Reyhanlı’da yaşanan faciaya da değinen Avar, bu olayın yıllar önce Balkan Türkleri tarafından da yaşandığını ifade ederek “Dünyayı yönetenlerin dünya nizamının bir sonucu olan Reyhanlı faciasını gerçekleştirenlerin El Kaide, Hizbullah yâda pkk olmasının hiçbir önemi yok. Bunların hepsini besleyen ülke Amerika’dır. Bu gün hükümet tarafından pkk’nın ülke sınırları dışına çıkarılması, Türkiye’nin terör belasından kurtulduğu manasında değerlendirilmemeli.

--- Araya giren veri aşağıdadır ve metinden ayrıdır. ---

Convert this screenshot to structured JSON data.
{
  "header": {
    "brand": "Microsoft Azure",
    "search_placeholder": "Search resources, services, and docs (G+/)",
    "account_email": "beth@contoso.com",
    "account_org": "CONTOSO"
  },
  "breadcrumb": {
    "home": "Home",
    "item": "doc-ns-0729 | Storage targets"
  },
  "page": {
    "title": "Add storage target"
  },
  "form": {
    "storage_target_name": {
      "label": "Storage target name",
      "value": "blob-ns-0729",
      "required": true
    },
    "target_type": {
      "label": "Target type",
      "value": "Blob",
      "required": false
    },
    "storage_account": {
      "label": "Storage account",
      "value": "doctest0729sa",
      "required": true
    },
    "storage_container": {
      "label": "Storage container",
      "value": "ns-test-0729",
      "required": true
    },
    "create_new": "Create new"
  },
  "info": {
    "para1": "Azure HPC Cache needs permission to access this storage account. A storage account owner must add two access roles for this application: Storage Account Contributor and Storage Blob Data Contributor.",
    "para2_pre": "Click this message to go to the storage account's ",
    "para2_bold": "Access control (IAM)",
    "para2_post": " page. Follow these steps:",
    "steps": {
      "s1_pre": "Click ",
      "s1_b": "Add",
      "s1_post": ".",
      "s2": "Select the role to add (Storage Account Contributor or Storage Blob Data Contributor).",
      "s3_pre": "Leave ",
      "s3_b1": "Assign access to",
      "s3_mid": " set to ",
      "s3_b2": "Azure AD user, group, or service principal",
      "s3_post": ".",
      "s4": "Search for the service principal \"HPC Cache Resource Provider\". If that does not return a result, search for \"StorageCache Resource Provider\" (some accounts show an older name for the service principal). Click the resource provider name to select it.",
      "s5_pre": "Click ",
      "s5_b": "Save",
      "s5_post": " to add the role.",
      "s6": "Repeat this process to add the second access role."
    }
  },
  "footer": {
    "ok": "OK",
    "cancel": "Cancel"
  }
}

Onlar ülke sınırları dışına çıkarılmış olsa da ekonomik bağları diri tutulduğu müddetçe Türk insanının rahat edeceğini zannetmiyorum. Zira pkk meclisin içindedir” dedi.
 

EMPERYALİST GÜÇLERİN BİR PLANI

“AK Parti’ Türkiye’nin yanı başında bulunan komşusunu yok etmek adına elinden gelen her şeyi yaptı” diyen Araştırmacı yazar Banu Avar, bunun da Emperyalist güçlerin bir planı olduğunu ifade ederek “Hep 3. Dünya Savaşının cephelerde orduların karşı karşıya gelmesi şeklinde yapılacağını düşünüyoruz. Bu değerlendirme çok yanlış. Biz ülke olarak 3. Dünya Savaşının içerisinde bulunuyoruz. Yanı başımızdaki komşularımız da öyle. İşte Reyhanlı. Arabalar havaya uçuruluyor, insanlarımızın toplu halde bulundukları yerlere bombalar konuluyor ve bombanın patlamasında 15, 20 ve Reyhanlı’da olduğu gibi 45 kişi öldürülüyor. İşte size 3. Dünya Savaşı” şeklinde konuştu.
 

SURİYE VE İRAN’I KURBAN ADADI

Türkiye’nin, dünyayı kendi idealleri doğrultusunda şekillendirmek isteyen güçlere Suriye ve İran’ı kurban adadığını ileri süren Avar, konuşmasını şöyle sürdürdü: “Türkiye’nin bu tutumuna rağmen, Suriye ve İran her zaman bir dik duruş sergiledi. Dik duruşları nedeni ile Avrupa Ülkeleri tarafından değişik ambargolarla köşeye sıkıştırılan Ahmedi Nejat ve Esat tarafından sergilenmiş olan vakar maalesef ki Abdullah Gül tarafından gösterilemedi. Colin Powell ile yapmış olduğu görüşmelerine dair ‘devlet sırrıdır açıklanamaz’ diyerek sonuçları bugün ortaya çıkan sıkıntılara imza attı. Oysaki Colin Powell aynı teklifleri içeren kâğıdı Esat’a uzattığında, Esat kâğıdı kıvırarak kendilerine iade etti. Bunun için Suriye Devlet Başkanı Esat Amerika ve Avrupa Devletlerinin ezmeye çalıştığı insan ve devlet konumuna düşürüldü”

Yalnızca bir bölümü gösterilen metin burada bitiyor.